Boyle-ing point

Before I share my experience of reading the book, Danny Boyle: In His Own Words by Amy Raphael, I must confess to one thing. Although I had pretty much seen every cult film by this iconic director, it wasn’t till his Oscar-winning Slumdog Millionaire made the headlines worldwide did I realise that it was him whose movies I had enjoyed all along. But it doesn’t change the fact that Danny has plenty genius rolled up in his sleeves. Manohla Dargis wrote of Boyle in a review that in him, …the milk of human kindness often seems to curdle rather than flow… and it was quite the statement that would sum up this person.
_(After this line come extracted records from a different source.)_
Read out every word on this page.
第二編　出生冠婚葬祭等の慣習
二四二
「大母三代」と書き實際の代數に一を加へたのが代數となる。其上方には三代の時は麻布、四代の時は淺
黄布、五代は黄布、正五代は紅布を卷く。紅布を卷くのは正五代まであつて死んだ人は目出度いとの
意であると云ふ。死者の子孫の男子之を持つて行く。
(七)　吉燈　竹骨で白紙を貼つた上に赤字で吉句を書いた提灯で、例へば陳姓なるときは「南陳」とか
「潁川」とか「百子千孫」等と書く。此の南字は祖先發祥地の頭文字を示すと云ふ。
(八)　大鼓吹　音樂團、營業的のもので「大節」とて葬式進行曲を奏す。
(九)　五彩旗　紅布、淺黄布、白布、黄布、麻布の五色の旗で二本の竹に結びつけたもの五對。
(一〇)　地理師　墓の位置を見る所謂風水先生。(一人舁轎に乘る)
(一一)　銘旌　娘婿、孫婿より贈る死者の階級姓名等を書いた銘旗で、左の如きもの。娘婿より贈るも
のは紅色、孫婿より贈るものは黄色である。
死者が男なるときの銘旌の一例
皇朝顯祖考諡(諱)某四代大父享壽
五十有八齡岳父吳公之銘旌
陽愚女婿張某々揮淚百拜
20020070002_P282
His contribution to English cinema is monumental and when we count the directors who put Britain on the world visual entertainment map, Danny Boyle surely will be far from ignored. The book is in the form of a series of interviews revolving around his various releases, pacey and inter-weaving his movies from one question to the next, and yet somewhere related, all recorded at different points on the time line. Sometimes the discussions and questions get rather too specific and unless you are an absolute film buff you may find yourself a bit impatient to flip on to something a tad easier to relate with. But the book does a good job of sharing the pain and pathos of putting together a film. It explains why a script is nothing unless handled sensitively by a director, who not only understands the underlying emotions but manages to convey them to the viewer.
To conclude, Mr Boyle has done some very commendable stuff in his still-ripe career, I, personally, am a bigger fan of certain other directors, working certain other genres. The book is a good comfortable read, it is the kind of book to sit back in the recliner and dive into, sometimes I found myself lacking the precise enthusiastic curiosity to know what would happen next, a requisite in helping people finish a book at Blitzkrieg speed. I realised that I know stuff about the man that I may never actually repeat in any social gathering, not because it is unspeakable but because everybody would have to be excused for not being interested at all and I would risk losing even the few superficial friends that I have strived to acquire.